Arcimboldo, portait d’un audacieux
Analyse sectorielle : Arcimboldo, portait d’un audacieux. Recherche parmi 304 000+ dissertationsPar mimywillr • 6 Avril 2026 • Analyse sectorielle • 570 Mots (3 Pages) • 5 Vues
Arcimboldo, portait d’un audacieux
Arcimboldo est un artiste mystérieux. Nous pouvons nous demander lors de l’observation de ses tableaux s’il s’agit ici d’une oeuvre d’un plaisantin ou bien d’un génie.
En effet, la manière qu’il a de s’émanciper de l’art et des portaits de son temps est admiré par ses contemporains. Lorsqu’il meurt en 1592, l’artiste sombre dans l’oublie avant de refaire surface des siècles plus tard et influencera de nombreux artistes du 20ème siècle.
Tout d’abord, l’histoire de Arcimboldo débute à Milan. Il né en 1926 dans une famille d’artistes où son père, le forme au savoirS artistiques.
Sur les traces de Léonard de Vinci, Arcimboldo s’intéresse aux arts, aux sciences et observe la nature. Par ailleurs, le jeune artiste à pu trouver de l’inspiration dans les recherches miticuleuses de l’anatomie qui viennent en opposition aux portraits caricaturaux de De Vinci.
Les artistes font émerger un mouvement artistique nouveau, ils sont fascinés par leur prédecesseurs mais souhaitent s’affranchir des règles classiques en proposant un style picturale nouveau : le maniérisme. Les artistes vont alors étirer et tendre le corps à leur guise afin de modifier les proportions naturelles.
Néanmoins Milan change d’atmosphère avec la venue de la Contre-réfome et Arcimboldo quitte l’Italie au profit de Vienne où il trouve sa place à la Cour impériale et retrouve sa libérté. Commence alors une véritable industie où l’artiste devient metteur en scène de l’esthétique de cour.
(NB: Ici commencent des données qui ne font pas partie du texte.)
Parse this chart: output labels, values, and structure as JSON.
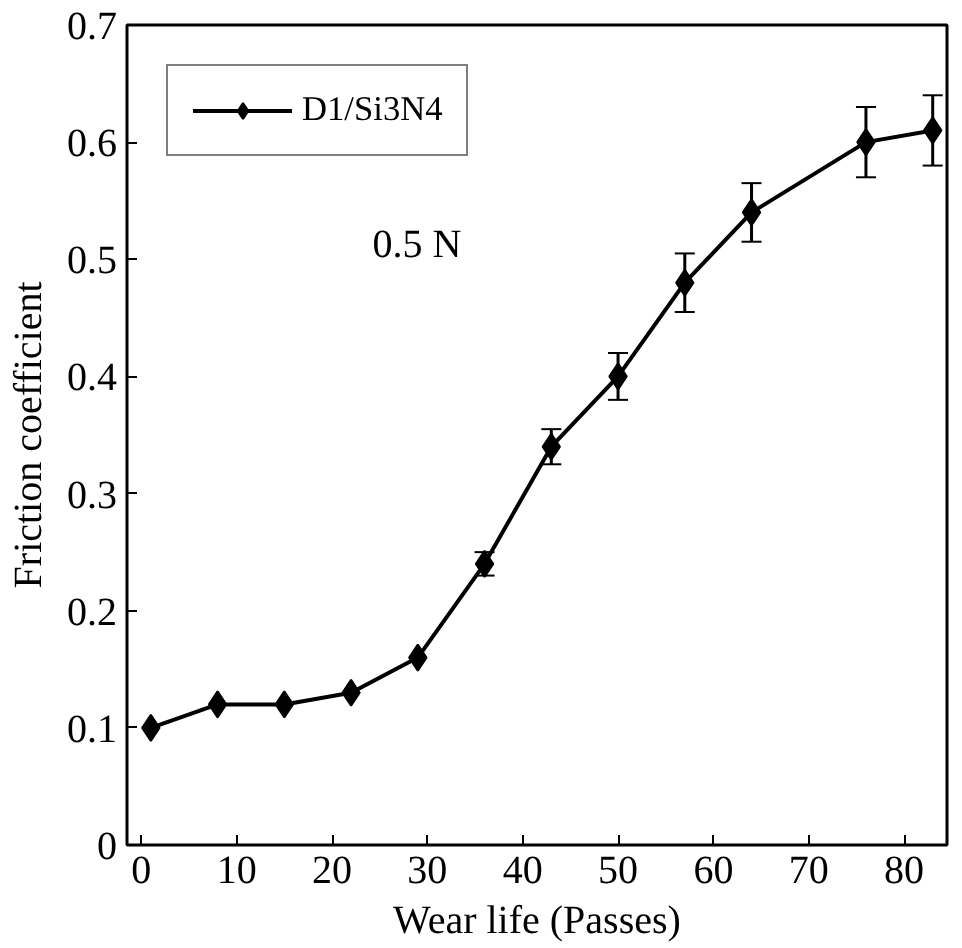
{
  "chart_data": {
    "type": "line",
    "xlabel": "Wear life (Passes)",
    "ylabel": "Friction coefficient",
    "x": [
      1,
      8,
      15,
      22,
      29,
      36,
      43,
      50,
      57,
      64,
      76,
      83
    ],
    "series": [
      {
        "name": "D1/Si3N4",
        "color": "#000000",
        "values": [
          0.1,
          0.12,
          0.12,
          0.13,
          0.16,
          0.24,
          0.34,
          0.4,
          0.48,
          0.54,
          0.6,
          0.61
        ],
        "errors": [
          null,
          null,
          null,
          null,
          null,
          0.01,
          0.015,
          0.02,
          0.025,
          0.025,
          0.03,
          0.03
        ]
      }
    ],
    "xlim": [
      -1.5,
      84.5
    ],
    "xticks": [
      0,
      10,
      20,
      30,
      40,
      50,
      60,
      70,
      80
    ],
    "ylim": [
      0,
      0.7
    ],
    "yticks": [
      0,
      0.1,
      0.2,
      0.3,
      0.4,
      0.5,
      0.6,
      0.7
    ],
    "marker": "diamond",
    "line_style": "solid",
    "grid": false,
    "legend": "top left",
    "annotations": [
      "0.5 N"
    ]
  }
}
Arcimboldo prépare depuis quelques années une œuvre secrète : « Le cycles des saisons » accompagné de vers du poète Fonteo. Les couleurs vives, les fleures et fruits abondants dévoilent un style inédit qui bouleverse et surprend la Cour. De plus elle est l’allégorie des ages de la vie : le printemps répresente par exemple l’enfance et la jeunesse de part ses fleurs presque fânés.
Arcimboldo est ingénieux et un inventeur de méthodes qui lui permettent de jouer avec l’œil de son spectateur. Il peut être ainsi considéré comme très moderne de part ses tableaux-énigmes qui suscite discussion. De part sa liberté de forme et le renouvellement de la peinture qu’il offre au public, il s’inscit dans un mouvement quatre siècle plus tard : le surréalisme. En effet, son travail est mis en lumière par Alfred Barr lors de l’exposition « Fantastic Art Dada & Surrealism » où il place Arcimboldo comme père fondateur du mouvement. Les tableaux vont créer une obsession chez les artistes du 20ème siècle comme Jan Svankmajer, Pablo Picasso ou encore Salvador Dali.
L’esprit de la peinture de l’artiste est reconnu comme clé interpretative du monde qui permet, selon le surréalisme, d’ouvrir une nouvelle voie vers la connaisssance. Arcimboldo développe alors un tout nouveau langage visuelle à travers l’accumulation et la signification des objets qu’il utilise.
En 1572, Arcimboldo suit la Cour de Vienne à Prague. L’innovation technologique et la découverte du nouveau monde pousse l’empereur à ouvrir un cabinet de curiosité pour témoigner de la richesse et du pouvoir qu’il exerce. L’artiste s’occupe à réalisé des croquis de nouvelles espèces et aliments. Il finit par réalisé quatre portraits allégoriques sur les éléments où son travail se tourne sur la compositon d’animaux pareil à des monstres.